Sebelum menjenguk Mutiara, Om Franky me-ngajakku ke Ruangan dokter Beny yaitu dokter spesialis yang merawat Mutiara di Rumah Sakit itu. Om Franky yang mengenal lebih dulu dr Beny memperkenalkanku kepadanya sebagai calon suami Mutiara. Kami berdiskusi cukup lama di Ruangan dr Beny.
“Setelah Mutiara positif terinfeksi HIV. Kami lakukan juga pemeriksaan banyaknya jumlah sel kekebalan tubuhnya yaitu sel CD4. Hasilnya dibawah dibawah 300 per mm kubik darah. Sangat mencemaskan!”, kata dr Beny.
“Betul dokter jumlah sel CD4 menjadi indikator yang amat penting dalam menentukan tingkat kekebalan tubuh manusia. Dari hasil laboratorium jumlah sel kekebalan tubuh Mutiara sangat mengkhawatirkan!”, kataku sambil memperhatikan data medis yang ditunjukkan dr Beny.
“Iya seharusnya jumlah sel  dalam batas normal ada pada kisaran 500-1000 sel per milimeter kubik darah agar mampu mempertahankan diri dari komplikasi-komplikasi yang berhubungan dengan AIDS khususnya mencegah terjadinya infeksi oportunistik!”, kata dokter spesialis yang merawat Mutiara.
“Satu hal lagi hal yang sangat menyedihkan adalah ditemukan adanya konplikasi sehingga terjadi infeksi oportunistik dari penyakit menular herpes genitalis!”, kembali suara dr Beny.
Aku dan Om Franky hanya terdiam dan saling pandang mendengar penjelasan Beliau yang sangat gamblang dan jelas tentang kondisi medik Mutiara.
“Penanganan medis selanjutnya adalah mengobati infeksi oportunistiknya baru terapi antiretroviral bisa dilakukan!”, kembali dokter Beny menjelaskan tindakan medis berikutnya.

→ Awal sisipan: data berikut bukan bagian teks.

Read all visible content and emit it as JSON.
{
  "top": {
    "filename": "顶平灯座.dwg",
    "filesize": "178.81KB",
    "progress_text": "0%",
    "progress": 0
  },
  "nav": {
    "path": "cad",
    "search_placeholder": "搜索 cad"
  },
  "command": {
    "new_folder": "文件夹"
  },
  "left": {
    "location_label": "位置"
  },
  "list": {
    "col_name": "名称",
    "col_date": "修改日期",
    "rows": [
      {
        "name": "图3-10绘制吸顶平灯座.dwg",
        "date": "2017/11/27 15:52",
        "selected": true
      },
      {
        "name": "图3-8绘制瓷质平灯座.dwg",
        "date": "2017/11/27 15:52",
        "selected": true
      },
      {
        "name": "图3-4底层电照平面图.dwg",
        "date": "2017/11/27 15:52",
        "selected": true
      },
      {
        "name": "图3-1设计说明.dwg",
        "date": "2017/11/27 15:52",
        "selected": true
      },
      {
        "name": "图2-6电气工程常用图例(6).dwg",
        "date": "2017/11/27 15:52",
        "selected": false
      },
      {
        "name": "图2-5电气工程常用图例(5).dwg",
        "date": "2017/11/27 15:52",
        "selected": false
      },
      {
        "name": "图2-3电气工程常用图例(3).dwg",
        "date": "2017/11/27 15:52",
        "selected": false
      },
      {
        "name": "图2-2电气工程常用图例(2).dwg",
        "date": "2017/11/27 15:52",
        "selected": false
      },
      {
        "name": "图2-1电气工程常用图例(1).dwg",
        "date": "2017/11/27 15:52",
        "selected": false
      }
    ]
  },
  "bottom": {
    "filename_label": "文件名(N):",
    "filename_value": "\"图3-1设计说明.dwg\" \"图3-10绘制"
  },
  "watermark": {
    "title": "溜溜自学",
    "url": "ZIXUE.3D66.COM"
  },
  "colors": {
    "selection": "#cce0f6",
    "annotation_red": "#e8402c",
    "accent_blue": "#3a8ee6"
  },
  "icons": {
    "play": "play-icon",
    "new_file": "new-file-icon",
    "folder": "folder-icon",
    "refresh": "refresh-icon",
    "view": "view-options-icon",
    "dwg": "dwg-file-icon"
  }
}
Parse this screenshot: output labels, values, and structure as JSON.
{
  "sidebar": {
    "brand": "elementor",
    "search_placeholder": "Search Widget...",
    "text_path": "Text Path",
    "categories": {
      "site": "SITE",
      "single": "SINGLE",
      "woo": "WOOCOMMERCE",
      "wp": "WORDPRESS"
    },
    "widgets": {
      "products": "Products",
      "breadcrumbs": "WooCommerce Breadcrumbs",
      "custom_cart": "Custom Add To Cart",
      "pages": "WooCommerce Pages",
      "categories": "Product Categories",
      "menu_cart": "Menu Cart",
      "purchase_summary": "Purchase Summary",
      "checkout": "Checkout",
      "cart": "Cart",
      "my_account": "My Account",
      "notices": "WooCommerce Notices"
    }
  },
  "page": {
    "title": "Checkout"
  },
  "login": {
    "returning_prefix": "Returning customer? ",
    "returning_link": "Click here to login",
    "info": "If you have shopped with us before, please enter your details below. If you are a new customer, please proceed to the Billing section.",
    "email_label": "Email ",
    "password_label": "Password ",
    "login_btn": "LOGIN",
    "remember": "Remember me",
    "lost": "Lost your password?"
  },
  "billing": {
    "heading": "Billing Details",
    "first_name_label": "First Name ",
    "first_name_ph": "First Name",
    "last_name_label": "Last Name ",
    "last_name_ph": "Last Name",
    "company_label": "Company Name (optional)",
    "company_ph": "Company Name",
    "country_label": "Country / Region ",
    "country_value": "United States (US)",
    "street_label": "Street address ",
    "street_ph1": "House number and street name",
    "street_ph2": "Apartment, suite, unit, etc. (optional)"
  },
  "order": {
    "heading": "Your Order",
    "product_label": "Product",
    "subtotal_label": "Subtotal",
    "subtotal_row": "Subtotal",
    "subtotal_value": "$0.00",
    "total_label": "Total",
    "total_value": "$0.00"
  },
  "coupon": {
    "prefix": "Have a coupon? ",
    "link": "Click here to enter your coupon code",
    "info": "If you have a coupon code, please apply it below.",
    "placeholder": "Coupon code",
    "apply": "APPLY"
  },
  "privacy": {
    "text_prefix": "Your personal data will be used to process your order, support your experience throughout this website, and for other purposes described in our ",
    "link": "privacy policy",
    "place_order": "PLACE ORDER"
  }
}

Kondisinya Mutiara saat ini sangat parah. Rasanya aku sudah tidak sabar ingin segera bertemu dengannya. Aku ingin segera saja keluar dari Ruangan dr Beny dan berlari menemui Mutiara. Ya Allah betapa aku harus tetap yakin setiap kehadiranMu dalam hatiku maka asa itu selalu ada.